Novavax said that its vaccine appears nearly 90 percent effective against COVID based on initial clinical trials from a British study and that it also seems to offer protection against some variants of the virus, the company has announced.

The United Kingdom has secured 60 million doses of the Novavax vaccine, which will be produced in Stockton-on-Tees in northeast England.

British Prime Minister Boris Johnson welcomed the "good news," with doses of the vaccine expected to be delivered around June this year if granted approval by the Medicines and Healthcare Products Regulatory Agency (MHRA), officials said.

Novavax released interim results from two trials of its experimental treatment, one in the UK and another in South Africa. A third test in the U.S. has enrolled around 13,000 out of 30,000 planned subjects and will not release results for several more months.

The announcement by the Maryland-based biotechnology company comes in the face of concerns about whether a variety of vaccines being distributed globally will be effective enough to protect against the new strains – and as more countries desperately needs new types of vaccines to address dwindling supplies.
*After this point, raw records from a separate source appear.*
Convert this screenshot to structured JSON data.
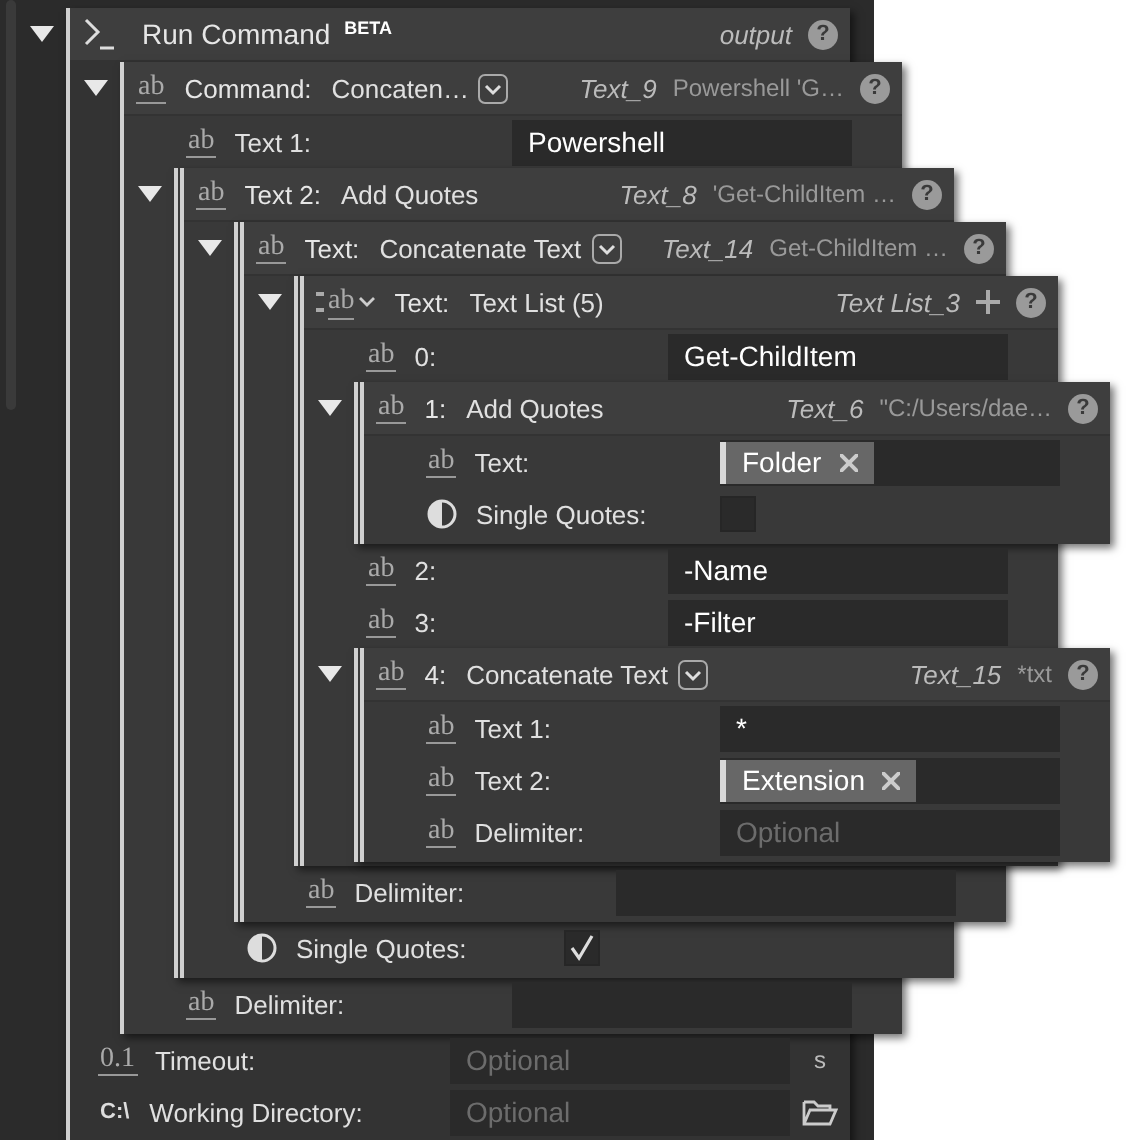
{
  "root": {
    "kind": "node",
    "expanded": true,
    "icon": {
      "kind": "terminal"
    },
    "label": "Run Command",
    "badge": "BETA",
    "var": "output",
    "help": "?",
    "children": [
      {
        "kind": "node",
        "expanded": true,
        "icon": {
          "kind": "glyph",
          "text": "ab",
          "underline": true
        },
        "label": "Command:",
        "value": "Concaten…",
        "dropdown": true,
        "var": "Text_9",
        "preview": "Powershell 'G…",
        "help": "?",
        "children": [
          {
            "kind": "field",
            "icon": {
              "kind": "glyph",
              "text": "ab",
              "underline": true
            },
            "label": "Text 1:",
            "value": "Powershell"
          },
          {
            "kind": "node",
            "expanded": true,
            "icon": {
              "kind": "glyph",
              "text": "ab",
              "underline": true
            },
            "label": "Text 2:",
            "value": "Add Quotes",
            "var": "Text_8",
            "preview": "'Get-ChildItem …",
            "help": "?",
            "children": [
              {
                "kind": "node",
                "expanded": true,
                "icon": {
                  "kind": "glyph",
                  "text": "ab",
                  "underline": true
                },
                "label": "Text:",
                "value": "Concatenate Text",
                "dropdown": true,
                "var": "Text_14",
                "preview": "Get-ChildItem …",
                "help": "?",
                "children": [
                  {
                    "kind": "node",
                    "expanded": true,
                    "icon": {
                      "kind": "list",
                      "text": "ab",
                      "underline": true
                    },
                    "label": "Text:",
                    "value": "Text List (5)",
                    "var": "Text List_3",
                    "add": true,
                    "help": "?",
                    "children": [
                      {
                        "kind": "field",
                        "icon": {
                          "kind": "glyph",
                          "text": "ab",
                          "underline": true
                        },
                        "label": "0:",
                        "value": "Get-ChildItem"
                      },
                      {
                        "kind": "node",
                        "expanded": true,
                        "icon": {
                          "kind": "glyph",
                          "text": "ab",
                          "underline": true
                        },
                        "label": "1:",
                        "value": "Add Quotes",
                        "var": "Text_6",
                        "preview": "\"C:/Users/dae…",
                        "help": "?",
                        "children": [
                          {
                            "kind": "chip",
                            "icon": {
                              "kind": "glyph",
                              "text": "ab",
                              "underline": true
                            },
                            "label": "Text:",
                            "chip": "Folder"
                          },
                          {
                            "kind": "checkbox",
                            "icon": {
                              "kind": "contrast"
                            },
                            "label": "Single Quotes:",
                            "checked": false
                          }
                        ]
                      },
                      {
                        "kind": "field",
                        "icon": {
                          "kind": "glyph",
                          "text": "ab",
                          "underline": true
                        },
                        "label": "2:",
                        "value": "-Name"
                      },
                      {
                        "kind": "field",
                        "icon": {
                          "kind": "glyph",
                          "text": "ab",
                          "underline": true
                        },
                        "label": "3:",
                        "value": "-Filter"
                      },
                      {
                        "kind": "node",
                        "expanded": true,
                        "icon": {
                          "kind": "glyph",
                          "text": "ab",
                          "underline": true
                        },
                        "label": "4:",
                        "value": "Concatenate Text",
                        "dropdown": true,
                        "var": "Text_15",
                        "preview": "*txt",
                        "help": "?",
                        "children": [
                          {
                            "kind": "field",
                            "icon": {
                              "kind": "glyph",
                              "text": "ab",
                              "underline": true
                            },
                            "label": "Text 1:",
                            "value": "*"
                          },
                          {
                            "kind": "chip",
                            "icon": {
                              "kind": "glyph",
                              "text": "ab",
                              "underline": true
                            },
                            "label": "Text 2:",
                            "chip": "Extension"
                          },
                          {
                            "kind": "field",
                            "icon": {
                              "kind": "glyph",
                              "text": "ab",
                              "underline": true
                            },
                            "label": "Delimiter:",
                            "placeholder": "Optional"
                          }
                        ]
                      }
                    ]
                  },
                  {
                    "kind": "field",
                    "icon": {
                      "kind": "glyph",
                      "text": "ab",
                      "underline": true
                    },
                    "label": "Delimiter:"
                  }
                ]
              },
              {
                "kind": "checkbox",
                "icon": {
                  "kind": "contrast"
                },
                "label": "Single Quotes:",
                "checked": true
              }
            ]
          },
          {
            "kind": "field",
            "icon": {
              "kind": "glyph",
              "text": "ab",
              "underline": true
            },
            "label": "Delimiter:"
          }
        ]
      },
      {
        "kind": "field",
        "icon": {
          "kind": "glyph",
          "text": "0.1",
          "underline": true
        },
        "label": "Timeout:",
        "placeholder": "Optional",
        "unit": "s"
      },
      {
        "kind": "field",
        "icon": {
          "kind": "glyph",
          "text": "C:\\",
          "underline": false
        },
        "label": "Working Directory:",
        "placeholder": "Optional",
        "browse": true
      }
    ]
  }
}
Novavax said that its candidate vaccine – which is given in two doses – was 95.7% effective against the original COVID variant and 85.7% effective against the one first detected in Europe, known as B.1.1.7, based on the outcome from its third-phase tests carried out in Britain. This provided average effectiveness of 89.3%.

The study made in South Africa included some participants with HIV. Among the HIV-negative patients, the Novavax vaccine appears 60 percent effective. Including those with HIV, the protection was almost 50 percent, the company said.
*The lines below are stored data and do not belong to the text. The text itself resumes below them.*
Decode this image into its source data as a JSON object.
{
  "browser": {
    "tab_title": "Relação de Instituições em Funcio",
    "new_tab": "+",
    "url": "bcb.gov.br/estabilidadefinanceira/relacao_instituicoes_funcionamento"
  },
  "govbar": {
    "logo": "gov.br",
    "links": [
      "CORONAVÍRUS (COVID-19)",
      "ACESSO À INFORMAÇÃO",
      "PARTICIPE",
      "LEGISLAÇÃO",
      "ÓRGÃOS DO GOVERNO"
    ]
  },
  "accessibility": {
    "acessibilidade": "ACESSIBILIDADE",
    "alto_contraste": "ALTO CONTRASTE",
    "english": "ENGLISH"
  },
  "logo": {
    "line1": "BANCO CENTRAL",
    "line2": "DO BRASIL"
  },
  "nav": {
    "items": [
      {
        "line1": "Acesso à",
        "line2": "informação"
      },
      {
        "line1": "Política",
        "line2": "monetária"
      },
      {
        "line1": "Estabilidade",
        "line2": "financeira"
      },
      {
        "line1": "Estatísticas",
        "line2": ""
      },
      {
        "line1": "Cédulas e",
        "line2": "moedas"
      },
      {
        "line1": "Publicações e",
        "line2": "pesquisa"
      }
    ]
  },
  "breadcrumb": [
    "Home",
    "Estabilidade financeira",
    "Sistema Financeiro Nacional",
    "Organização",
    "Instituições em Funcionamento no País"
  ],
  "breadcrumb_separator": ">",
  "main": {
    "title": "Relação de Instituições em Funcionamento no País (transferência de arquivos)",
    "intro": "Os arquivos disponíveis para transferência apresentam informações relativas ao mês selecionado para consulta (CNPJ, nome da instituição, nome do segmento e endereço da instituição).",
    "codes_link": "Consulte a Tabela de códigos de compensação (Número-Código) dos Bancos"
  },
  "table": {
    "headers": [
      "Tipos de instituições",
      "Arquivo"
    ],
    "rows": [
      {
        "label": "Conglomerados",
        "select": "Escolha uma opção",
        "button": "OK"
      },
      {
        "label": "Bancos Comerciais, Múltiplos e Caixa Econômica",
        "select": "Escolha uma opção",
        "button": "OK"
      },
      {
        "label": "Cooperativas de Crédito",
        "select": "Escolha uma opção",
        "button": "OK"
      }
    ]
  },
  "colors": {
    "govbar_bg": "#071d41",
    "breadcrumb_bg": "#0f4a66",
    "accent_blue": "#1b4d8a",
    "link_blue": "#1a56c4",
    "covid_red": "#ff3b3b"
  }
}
The UK has so far granted emergency use authority (EUA) to three COVID vaccines – one from Oxford University and AstraZeneca, another by Pfizer/BioNTech, and a third from pharmaceutical group Moderna.

Final data are expected to be released in a few weeks, Stanley Erck, Novavax president and chief executive officer, said in a Thursday media briefing.

"These are impressive results, and we're very pleased to have helped Novavax with the development of this vaccine," Clive Dix, chair of the British Vaccine Taskforce, said in a statement.

Professor Paul Heath, the chief investigator of the British Novavax clinical test, said the outcome was very important, particularly in relation to the effectiveness against the UK variant.

The results held positive implications for vaccine development as new strains transpire, adding there was "a lot of light now at the end of the tunnel," Heath said in remarks quoted by CNN.